Per odio e per amore

Autore: Marco Pirola

Anno: 2008

Casa Editrice: Editrice Nuovi Autori

Genere: Thriller

N° pagine: 134

Prezzo: 12,00 €

Per odio e per amore racconta la storia di David Ross, ventenne ultramiliardario che, assieme al suo migliore amico, alla sua ex fidanzata e alla sua fidanzata attuale, si trasferisce dalla tranquilla Wilmington a Boston apparentemente per motivi di lavoro, in realtà per sfuggire da Kevin, losco figuro che perseguita David e la sua combriccola.

Il finale del libro si interrompe bruscamente su un punto cruciale, lasciando il lettore con un punto interrogativo grosso come una cattedrale; il motivo di questa scelta sembra essere la volontà dell’autore di pubblicare altri capitoli della storia di David Ross.

Pregi e difetti

Partiamo dai pregi, che sono numerosi: stile fluido e scorrevole, personaggi principali ben delineati, capacità di catturare il lettore e di incuriosirlo sin dalla prima pagina. Inoltre, l’autore non cade mai nell’errore tipico degli scrittori esordienti, quello dell’inforigurgito, che consiste nel fornire troppe informazioni, in maniera poco elegante e decisamente superflua. Cosa decisamente apprezzabile.

I difetti invece, stanno nell’eccessiva minuzia delle descrizioni, che a volte si dilungano per una pagina intera, e nella poca caratterizzazione dei personaggi secondari: ad esempio, l’ex ragazza di David spesso appare come un personaggio inutile.

Complessivamente

Il romanzo è scorrevole, scritto con uno stile piuttosto fluido e molto descrittivo; troppo descrittivo, per certi versi: all’inizio, ogni cosa è descritta con minuzia di particolari, a volte ci si intoppa nel leggere certe lunghe descrizioni. Ogni tanto, ci sono dialoghi un po’ troppo inverosimili, ma nulla di importante.

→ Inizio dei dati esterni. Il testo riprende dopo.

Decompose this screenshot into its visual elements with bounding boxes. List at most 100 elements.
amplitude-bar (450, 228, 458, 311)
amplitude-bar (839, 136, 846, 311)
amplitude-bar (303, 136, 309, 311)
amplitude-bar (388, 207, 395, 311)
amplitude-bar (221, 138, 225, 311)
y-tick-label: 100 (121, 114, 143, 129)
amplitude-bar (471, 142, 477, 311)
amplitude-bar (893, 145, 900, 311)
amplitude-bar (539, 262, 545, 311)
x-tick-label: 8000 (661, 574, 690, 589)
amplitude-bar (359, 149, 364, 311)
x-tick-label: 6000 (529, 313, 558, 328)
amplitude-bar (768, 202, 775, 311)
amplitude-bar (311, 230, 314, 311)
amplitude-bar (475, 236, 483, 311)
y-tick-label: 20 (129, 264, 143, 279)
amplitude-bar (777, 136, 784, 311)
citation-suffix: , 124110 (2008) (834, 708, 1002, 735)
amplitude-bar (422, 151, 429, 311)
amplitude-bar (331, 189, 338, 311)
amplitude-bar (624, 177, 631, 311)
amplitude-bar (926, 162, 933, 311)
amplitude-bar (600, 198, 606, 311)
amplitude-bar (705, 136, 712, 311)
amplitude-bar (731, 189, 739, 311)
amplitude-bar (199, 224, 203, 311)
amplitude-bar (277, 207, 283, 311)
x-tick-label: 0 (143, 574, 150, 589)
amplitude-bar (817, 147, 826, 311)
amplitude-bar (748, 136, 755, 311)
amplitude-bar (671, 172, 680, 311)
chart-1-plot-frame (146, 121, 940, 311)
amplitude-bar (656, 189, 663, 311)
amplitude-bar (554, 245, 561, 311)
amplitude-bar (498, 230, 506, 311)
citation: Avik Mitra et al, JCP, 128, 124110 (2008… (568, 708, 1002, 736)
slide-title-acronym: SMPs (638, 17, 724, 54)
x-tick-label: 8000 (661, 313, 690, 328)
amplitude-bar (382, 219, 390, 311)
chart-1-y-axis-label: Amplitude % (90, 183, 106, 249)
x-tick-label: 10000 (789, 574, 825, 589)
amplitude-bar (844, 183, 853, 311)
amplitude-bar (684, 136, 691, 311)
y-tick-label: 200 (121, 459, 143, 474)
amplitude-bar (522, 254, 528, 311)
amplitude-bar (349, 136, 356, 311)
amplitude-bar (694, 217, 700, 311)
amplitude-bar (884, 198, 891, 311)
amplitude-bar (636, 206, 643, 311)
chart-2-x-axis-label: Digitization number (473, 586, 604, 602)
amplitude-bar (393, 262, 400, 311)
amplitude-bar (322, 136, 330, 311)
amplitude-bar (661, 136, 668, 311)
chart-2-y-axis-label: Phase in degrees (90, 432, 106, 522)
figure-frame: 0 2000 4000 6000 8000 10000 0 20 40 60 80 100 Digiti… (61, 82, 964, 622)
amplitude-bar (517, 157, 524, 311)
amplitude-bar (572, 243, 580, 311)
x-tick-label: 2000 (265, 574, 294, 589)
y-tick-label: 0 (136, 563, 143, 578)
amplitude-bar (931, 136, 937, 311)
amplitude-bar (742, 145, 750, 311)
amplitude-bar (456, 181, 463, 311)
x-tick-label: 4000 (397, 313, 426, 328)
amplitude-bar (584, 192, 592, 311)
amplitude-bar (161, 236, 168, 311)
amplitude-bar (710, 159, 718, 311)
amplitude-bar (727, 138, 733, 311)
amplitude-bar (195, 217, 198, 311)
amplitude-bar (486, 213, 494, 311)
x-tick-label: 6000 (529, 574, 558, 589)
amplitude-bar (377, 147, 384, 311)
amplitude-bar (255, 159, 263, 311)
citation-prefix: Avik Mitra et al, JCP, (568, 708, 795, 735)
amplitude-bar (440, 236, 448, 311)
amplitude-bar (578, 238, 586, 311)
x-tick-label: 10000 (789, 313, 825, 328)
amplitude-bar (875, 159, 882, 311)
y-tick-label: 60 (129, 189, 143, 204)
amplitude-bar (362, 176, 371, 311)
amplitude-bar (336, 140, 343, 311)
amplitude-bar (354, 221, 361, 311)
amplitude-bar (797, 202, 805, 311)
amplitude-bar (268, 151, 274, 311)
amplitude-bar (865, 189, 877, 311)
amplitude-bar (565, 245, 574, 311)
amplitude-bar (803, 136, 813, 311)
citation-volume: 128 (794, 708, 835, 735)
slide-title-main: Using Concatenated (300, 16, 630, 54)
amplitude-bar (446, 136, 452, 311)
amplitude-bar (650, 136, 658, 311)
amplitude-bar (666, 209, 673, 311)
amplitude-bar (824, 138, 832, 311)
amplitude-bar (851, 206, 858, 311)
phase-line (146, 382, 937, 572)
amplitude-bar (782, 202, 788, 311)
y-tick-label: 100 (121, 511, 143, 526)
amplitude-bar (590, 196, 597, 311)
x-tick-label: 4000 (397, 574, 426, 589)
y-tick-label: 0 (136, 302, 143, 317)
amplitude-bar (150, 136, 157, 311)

Per odio e per amore è un libro piacevole, che si legge in velocità; l’autore sa il fatto suo, in quanto a suspence, sa perfettamente come tenere il lettore incollato alle pagine. Le informazioni che i personaggi danno all’autore sono centellinate fino alla fine, tanto che spesso si rischia di essere presi da una crisi di isterismo per la smania di sapere cosa succede. Anche il finale, come anticipato sopra, lascia sorpresi, interrompendosi in un punto cruciale. Furbo, l’autore… 🙂

Concludendo, è un libro che noi di WD consigliamo caldamente. Se dovessi esprimere un giudizio numerico, su una scala da 0 a 10 gli assegnerei sicuramente un 7,5.